Former administration officials, who spoke to the Times on the condition of anonymity, said Vice President Dick Cheney was among advisers to then-President George W. Bush who argued that a president had the power to use the military on domestic soil.
The Times said Bush made the decision to not use military force. Doing so would have raised serious questions of constitutionality, the Times reported.
The discussions did not proceed far enough to put military units on alert.
On the night of Sept. 13, 2002, FBI agents conducted raids on several houses and a store and arrested several men of Yemeni descent. They came to be known as the Lackawanna Six and eventually admitted that in the spring of 2001, they traveled to Afghanistan, received training at a camp run by the al-Qaida terrorist network and heard speeches by al-Qaida’s leader, Osama bin Laden.
Cheney and others had argued that using the military on domestic soil against al-Qaida was legal “because it served a national security, rather than a law enforcement, purpose,” the Times reported.
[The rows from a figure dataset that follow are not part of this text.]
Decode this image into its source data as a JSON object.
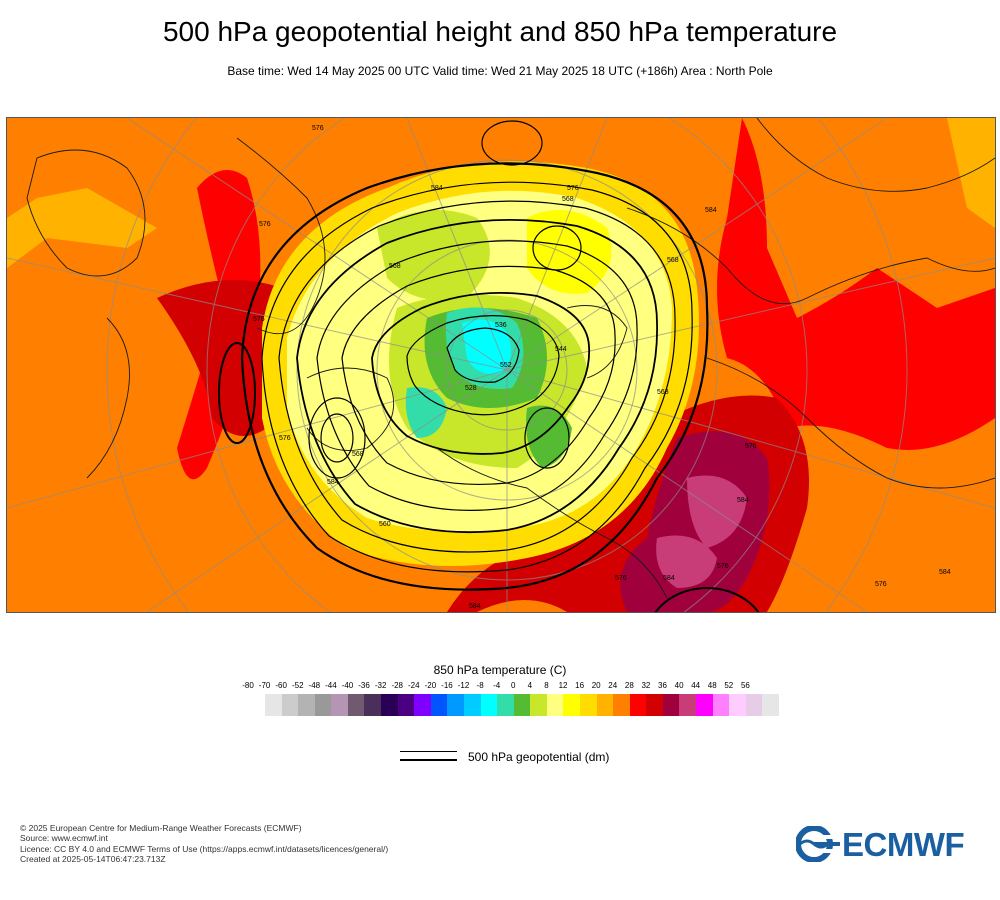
{
  "header": {
    "title": "500 hPa geopotential height and 850 hPa temperature",
    "subtitle": "Base time: Wed 14 May 2025 00 UTC Valid time: Wed 21 May 2025 18 UTC (+186h) Area : North Pole"
  },
  "map": {
    "contour_labels": [
      "576",
      "584",
      "576",
      "568",
      "576",
      "584",
      "568",
      "576",
      "568",
      "584",
      "576",
      "568",
      "536",
      "544",
      "528",
      "552",
      "560",
      "568",
      "576",
      "584",
      "576",
      "584",
      "576",
      "584",
      "576",
      "584"
    ]
  },
  "legend": {
    "temperature_title": "850 hPa temperature (C)",
    "ticks": [
      "-80",
      "-70",
      "-60",
      "-52",
      "-48",
      "-44",
      "-40",
      "-36",
      "-32",
      "-28",
      "-24",
      "-20",
      "-16",
      "-12",
      "-8",
      "-4",
      "0",
      "4",
      "8",
      "12",
      "16",
      "20",
      "24",
      "28",
      "32",
      "36",
      "40",
      "44",
      "48",
      "52",
      "56"
    ],
    "colors": [
      "#e6e6e6",
      "#cccccc",
      "#b3b3b3",
      "#999999",
      "#b495b4",
      "#6f5a6f",
      "#4a2f5a",
      "#2a0057",
      "#4b0082",
      "#8000ff",
      "#0055ff",
      "#0099ff",
      "#00ccff",
      "#00ffff",
      "#33ddaa",
      "#55bb33",
      "#c8e62a",
      "#ffff80",
      "#ffff00",
      "#ffdd00",
      "#ffb300",
      "#ff8000",
      "#ff0000",
      "#d20000",
      "#a0003c",
      "#c83c78",
      "#ff00ff",
      "#ff80ff",
      "#ffccff",
      "#e6cce6",
      "#e6e6e6"
    ],
    "geopotential_label": "500 hPa geopotential (dm)"
  },
  "footer": {
    "copyright": "© 2025 European Centre for Medium-Range Weather Forecasts (ECMWF)",
    "source": "Source: www.ecmwf.int",
    "licence": "Licence: CC BY 4.0 and ECMWF Terms of Use (https://apps.ecmwf.int/datasets/licences/general/)",
    "created": "Created at 2025-05-14T06:47:23.713Z"
  },
  "logo": {
    "text": "ECMWF",
    "color": "#1a5fa0"
  }
}
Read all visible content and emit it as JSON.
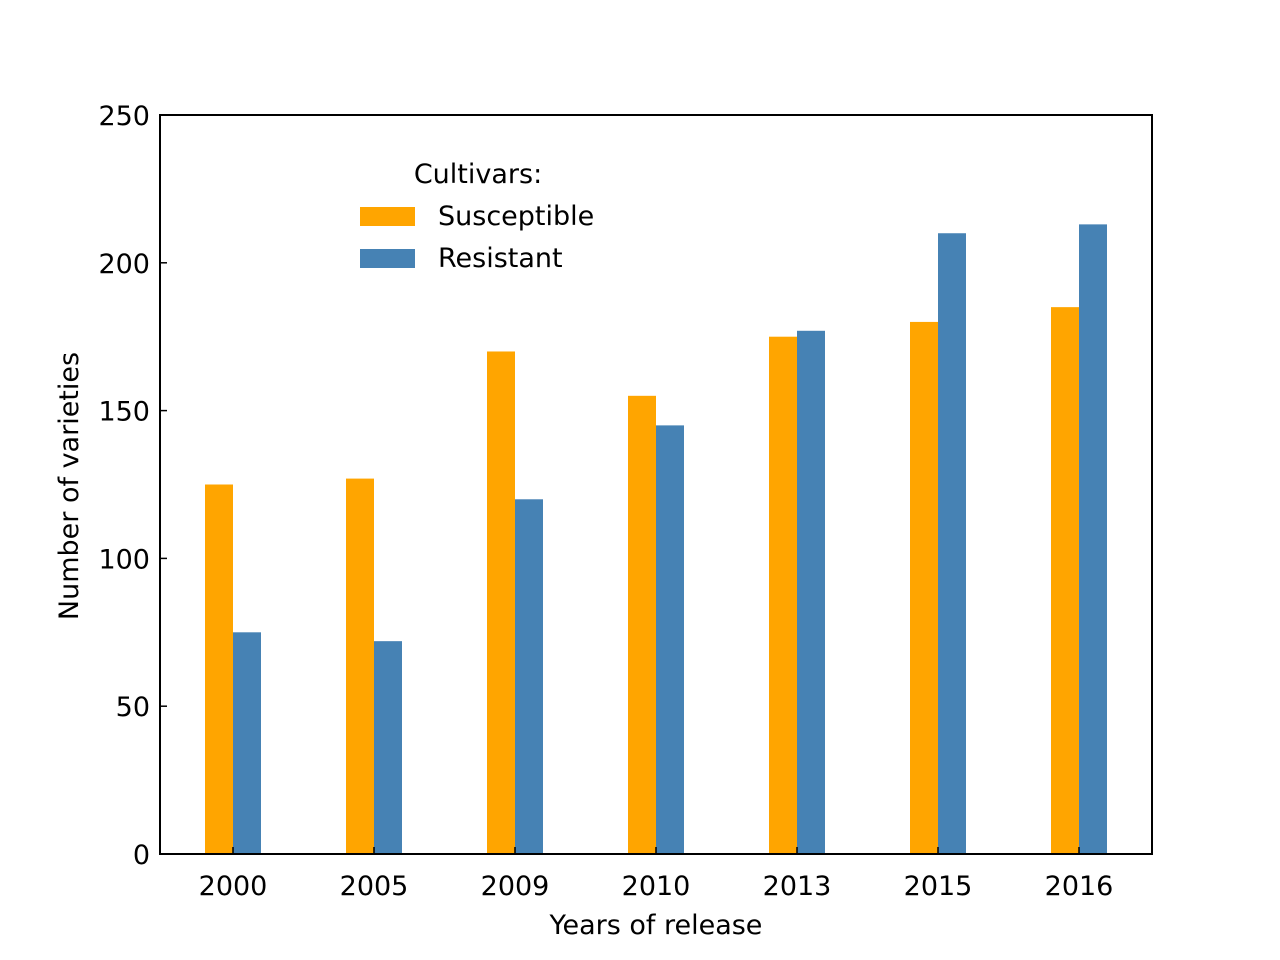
{
  "chart_data": {
    "type": "bar",
    "title": "",
    "xlabel": "Years of release",
    "ylabel": "Number of varieties",
    "categories": [
      "2000",
      "2005",
      "2009",
      "2010",
      "2013",
      "2015",
      "2016"
    ],
    "series": [
      {
        "name": "Susceptible",
        "color": "#FFA500",
        "values": [
          125,
          127,
          170,
          155,
          175,
          180,
          185
        ]
      },
      {
        "name": "Resistant",
        "color": "#4682B4",
        "values": [
          75,
          72,
          120,
          145,
          177,
          210,
          213
        ]
      }
    ],
    "ylim": [
      0,
      250
    ],
    "yticks": [
      "0",
      "50",
      "100",
      "150",
      "200",
      "250"
    ],
    "grid": false,
    "legend": {
      "title": "Cultivars:",
      "position": "top-left"
    }
  }
}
“The president has ample constitutional and statutory authority to deploy the military against international or foreign terrorists operating within the United States,” an Oct. 23, 2001 Justice Department memorandum said. The memo was declassified earlier this year.
While those in favor of using troops in Lackawanna cited the memo, other Bush aides were dead set against using the military on domestic soil.
“What would it look like to have the American military go into an American town and knock on people’s door?” a former official in the debate told the Times.
Lackawanna Police Chief James L. Michel agreed that keeping troops out was a good idea. “If we had tanks rolling down the streets of our city, we would have had pandemonium down here,” Michel told the Times. He could not be reached by The Buffalo News Friday.
High level Bush aides were among those who opposed the proposed military maneuver, including Condoleeza Rice, then the national security adviser; John B. Bellinger III, the top lawyer at the National Security Council; Robert S. Mueller III, the director of the Federal Bureau of Investigation; and Michael Chertoff, then the head of the Justice Department’s criminal division, the Times said.
“Frankly, it was a bit of a turf war,” a former senior administration official told The Times. “For a number of people, crossing the line of having intelligence or military activities inside the United States was not worth the risk.”